The list below describes only the few parameters related to the continuous snowdrift game. Follow the link for a complete list and descriptions of all other parameters e.g. referring to update mechanisms of players and the population.

--benefitfcn <f1[,f2[...]]>
benefit function for each trait:
0: \(B(x,y)=b_0\ y\)
benefits linear in opponents investment \(y\).
1: \(B(x,y)=b_0\ y+b_1\ y^2\)
benefits quadratic in opponents investment \(y\).
2: \(B(x,y)=b_0 \sqrt{y}\)
\(\sqrt{\ }\)-saturating benefits for opponents investment \(y\)
3: \(B(x,y)=b_0 \ln(b_1\ y+1)\)
\(\ln\)-saturating benefits for opponents investment \(y\)
4: \(B(x,y)=b_0 (1-\exp(-b_1\ y))\)
\(\exp\)-saturating benefits for opponents investment \(y\)
10: \(B(x,y)=b_0 (x+y)\)
benefits linear in joint investments \(x+y\).
11: \(B(x,y)=b_0 (x+y)+b_1\ (x+y)^2\)
benefits quadratic in joint investments \(x+y\) (default).
12: \(B(x,y)=b_0 \sqrt{x+y}\)
\(\sqrt{\ }\)-saturating benefits for joint investments \(x+y\)
13: \(B(x,y)=b_0 \ln(b_1\ (x+y)+1)\)
\(\ln\)-saturating benefits for joint investments \(x+y\)
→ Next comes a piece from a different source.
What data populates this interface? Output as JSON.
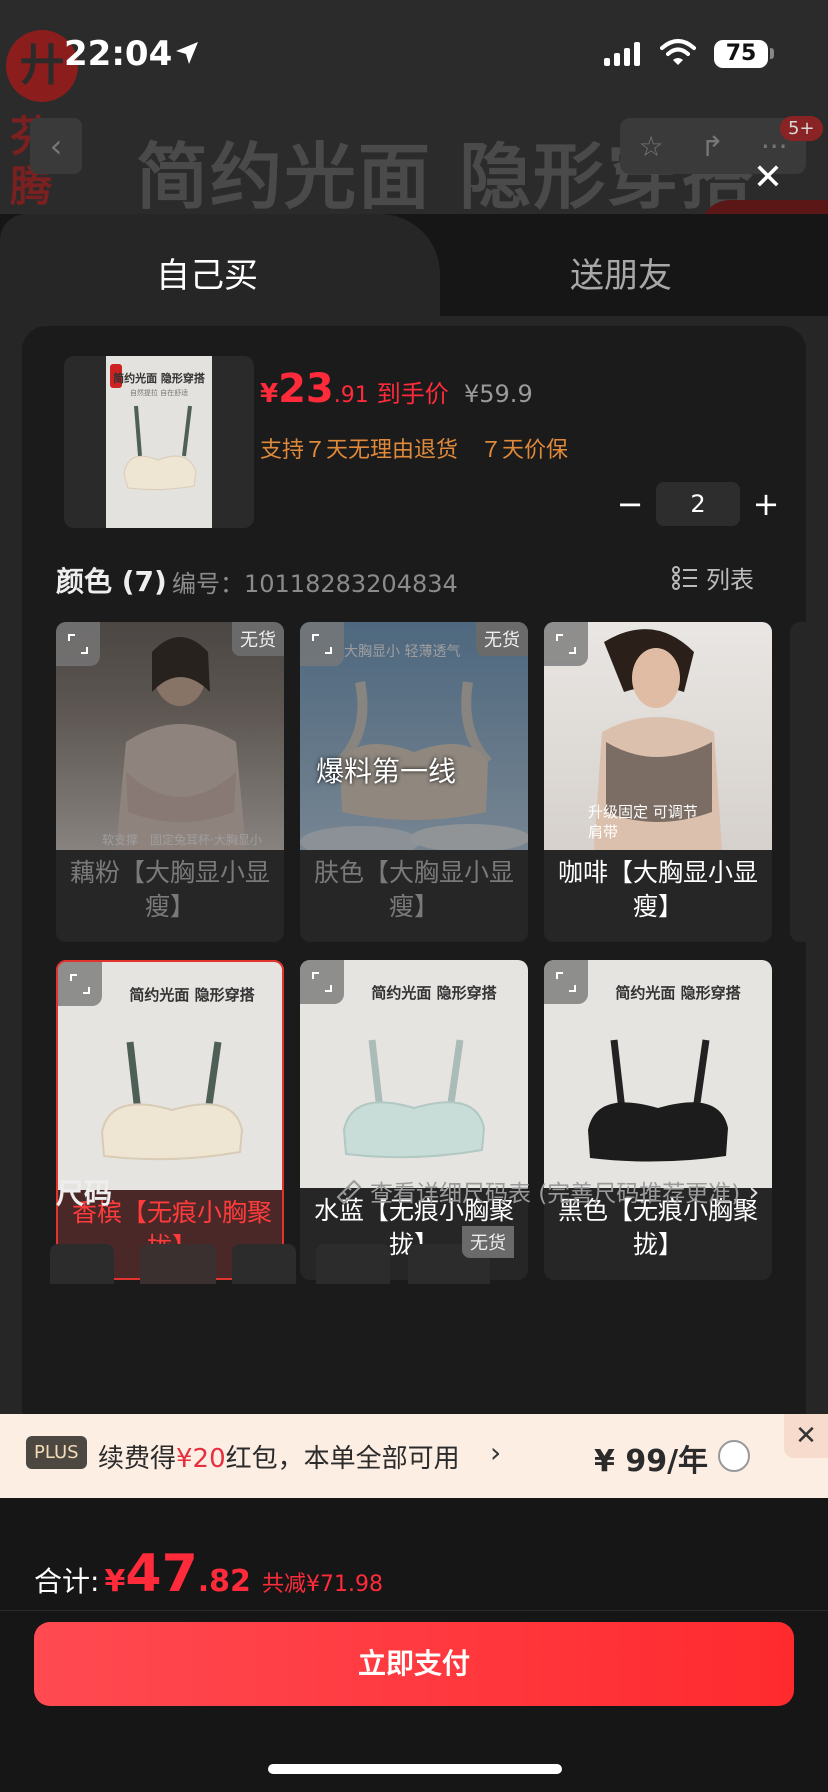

14: \(B(x,y)=b_0 (1-\exp(-b_1\ (x+y)))\)
\(\exp\)-saturating benefits for joint investments \(x+y\)
20: \(B(x,y)=b_0 x+b_1\ y+b_2\ x\ y\)
benefits linear in investments \(x\) and \(y\) as well as cross term \(x\,y\).
30: \(B(x,y)=b_0 x\)
benefits linear in own investments \(x\).
31: \(B(x,y)=b_0 x+b_1\ x^2\)
benefits quadratic in own investments \(x\).
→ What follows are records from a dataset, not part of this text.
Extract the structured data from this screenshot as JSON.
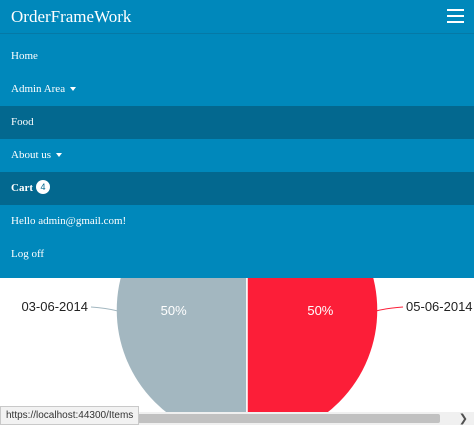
{
  "app": {
    "brand": "OrderFrameWork"
  },
  "nav": {
    "items": [
      {
        "label": "Home"
      },
      {
        "label": "Admin Area"
      },
      {
        "label": "Food"
      },
      {
        "label": "About us"
      },
      {
        "label": "Cart",
        "badge": "4"
      },
      {
        "label": "Hello admin@gmail.com!"
      },
      {
        "label": "Log off"
      }
    ]
  },
  "status_bar": {
    "url": "https://localhost:44300/Items"
  },
  "colors": {
    "navbar": "#0088bb",
    "nav_active": "#03688f"
  },
  "chart_data": {
    "type": "pie",
    "slices": [
      {
        "label": "03-06-2014",
        "value": 50,
        "display": "50%",
        "color": "#a3b7c0"
      },
      {
        "label": "05-06-2014",
        "value": 50,
        "display": "50%",
        "color": "#fc1e38"
      }
    ]
  }
}
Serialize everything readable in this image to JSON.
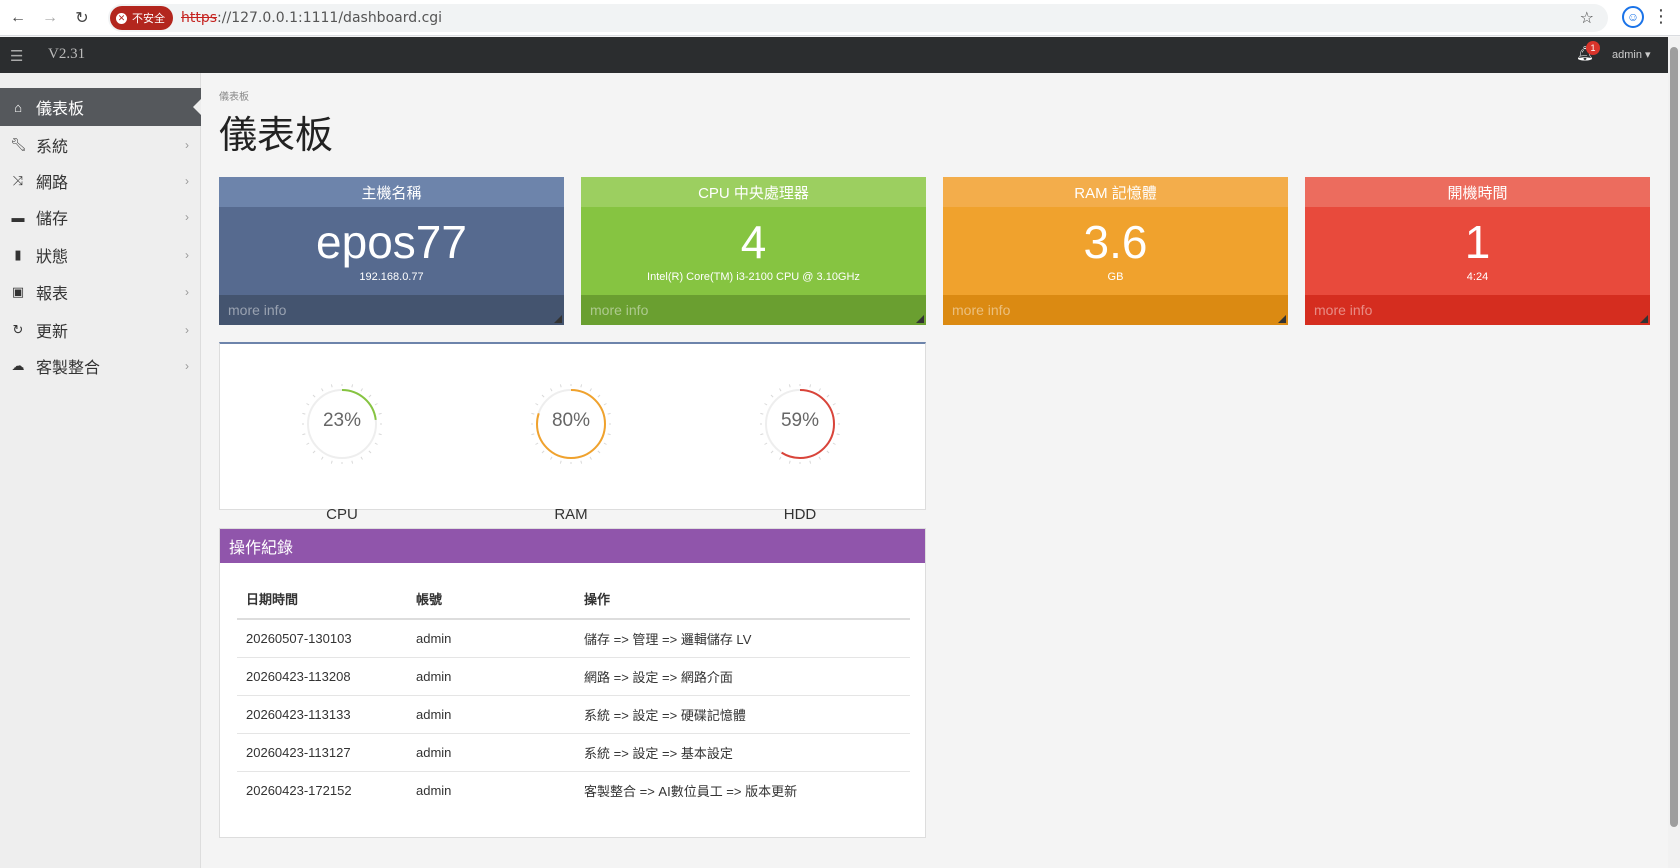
{
  "browser": {
    "insecure_label": "不安全",
    "url_scheme": "https",
    "url_rest": "://127.0.0.1:1111/dashboard.cgi"
  },
  "topbar": {
    "version": "V2.31",
    "notification_count": "1",
    "user": "admin"
  },
  "sidebar": {
    "items": [
      {
        "label": "儀表板",
        "icon": "home-icon",
        "active": true
      },
      {
        "label": "系統",
        "icon": "wrench-icon"
      },
      {
        "label": "網路",
        "icon": "shuffle-icon"
      },
      {
        "label": "儲存",
        "icon": "hdd-icon"
      },
      {
        "label": "狀態",
        "icon": "bar-chart-icon"
      },
      {
        "label": "報表",
        "icon": "picture-icon"
      },
      {
        "label": "更新",
        "icon": "refresh-icon"
      },
      {
        "label": "客製整合",
        "icon": "cloud-icon"
      }
    ]
  },
  "page": {
    "breadcrumb": "儀表板",
    "title": "儀表板"
  },
  "stats": [
    {
      "title": "主機名稱",
      "value": "epos77",
      "sub": "192.168.0.77",
      "more": "more info",
      "head": "#6d84ab",
      "body": "#566a8f",
      "foot": "#44546f"
    },
    {
      "title": "CPU 中央處理器",
      "value": "4",
      "sub": "Intel(R) Core(TM) i3-2100 CPU @ 3.10GHz",
      "more": "more info",
      "head": "#9ccf60",
      "body": "#86c441",
      "foot": "#6a9f30"
    },
    {
      "title": "RAM 記憶體",
      "value": "3.6",
      "sub": "GB",
      "more": "more info",
      "head": "#f3ad4b",
      "body": "#f0a22d",
      "foot": "#db8a12"
    },
    {
      "title": "開機時間",
      "value": "1",
      "sub": "4:24",
      "more": "more info",
      "head": "#ec6c5e",
      "body": "#e84a3c",
      "foot": "#d52d1f"
    }
  ],
  "gauges": [
    {
      "label": "CPU",
      "percent": 23,
      "percent_text": "23%",
      "color": "#86c441"
    },
    {
      "label": "RAM",
      "percent": 80,
      "percent_text": "80%",
      "color": "#f0a22d"
    },
    {
      "label": "HDD",
      "percent": 59,
      "percent_text": "59%",
      "color": "#d9443a"
    }
  ],
  "log": {
    "title": "操作紀錄",
    "columns": [
      "日期時間",
      "帳號",
      "操作"
    ],
    "rows": [
      [
        "20260507-130103",
        "admin",
        "儲存 => 管理 => 邏輯儲存 LV"
      ],
      [
        "20260423-113208",
        "admin",
        "網路 => 設定 => 網路介面"
      ],
      [
        "20260423-113133",
        "admin",
        "系統 => 設定 => 硬碟記憶體"
      ],
      [
        "20260423-113127",
        "admin",
        "系統 => 設定 => 基本設定"
      ],
      [
        "20260423-172152",
        "admin",
        "客製整合 => AI數位員工 => 版本更新"
      ]
    ]
  }
}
32: \(B(x,y)=b_0 x+b_1\ x^2+b_2\ x^3\)
benefits cubic in own investments \(x\).
--benefitparams <b0>[,<b1>[...[;<b'0>[,<b'1>[...]]]]]
parameters \(b_i\) for benefit function of each trait.
--costfcn <f1[,f2[...]]>
cost function for each trait:
0: \(C(x,y)=c_0\ x\)
costs linear in own investment \(x\).
1: \(C(x,y)=c_0\ x+c_1\ x^2\)
costs quadratic in own investment \(x\) (default).
2: \(C(x,y)=c_0 \sqrt{x}\)
\(\sqrt{\ }\)-saturating costs for own investment \(x\)
3: \(C(x,y)=c_0 \ln(c_1\ x+1)\)
\(\ln\)-saturating costs for own investment \(x\)
4: \(C(x,y)=c_0 (1-\exp(-c_1\ x))\)
\(\exp\)-saturating costs for own investment \(x\)
10: \(C(x,y)=c_0 (x+y)\)
costs linear in joint investments \(x+y\).
11: \(C(x,y)=c_0 (x+y)+c_1\ (x+y)^2\)
costs quadratic in joint investments \(x+y\).
12: \(C(x,y)=c_0 (x+y)+c_1\ (x+y)^2+c_2\ (x+y)^3\)
costs cubic in joint investments \(x+y\).
13: \(C(x,y)=c_0 (x+y)+c_1\ (x+y)^2+c_2\ (x+y)^3+c_3\ (x+y)^4\)
costs quartic in joint investments \(x+y\).
20: \(C(x,y)=c_0 x+c_1\ y+c_2\ x\ y\)
costs linear in investments \(x\) and \(y\) as well as cross term \(x\,y\).
--costparams <c0>[,<c1>[...[;<c'0>[,<c'1>[...]]]]]
parameters \(c_i\) for cost function of each trait.
--init <m[,s]>
Initial configuration with mean trait m and standard deviation s (or mutant trait, see --inittype.
--inittype <t>
type of initial configuration:
uniform
uniform trait distribution.
mono
monomorphic trait distribution for mean trait (see --init <m[,s]>).
gaussian
Gaussian trait distribution with mean m and standard deviation s (see --init <m,s>).
delta
mutant with trait s in monomorphic population with trait m (see --init <m,s>).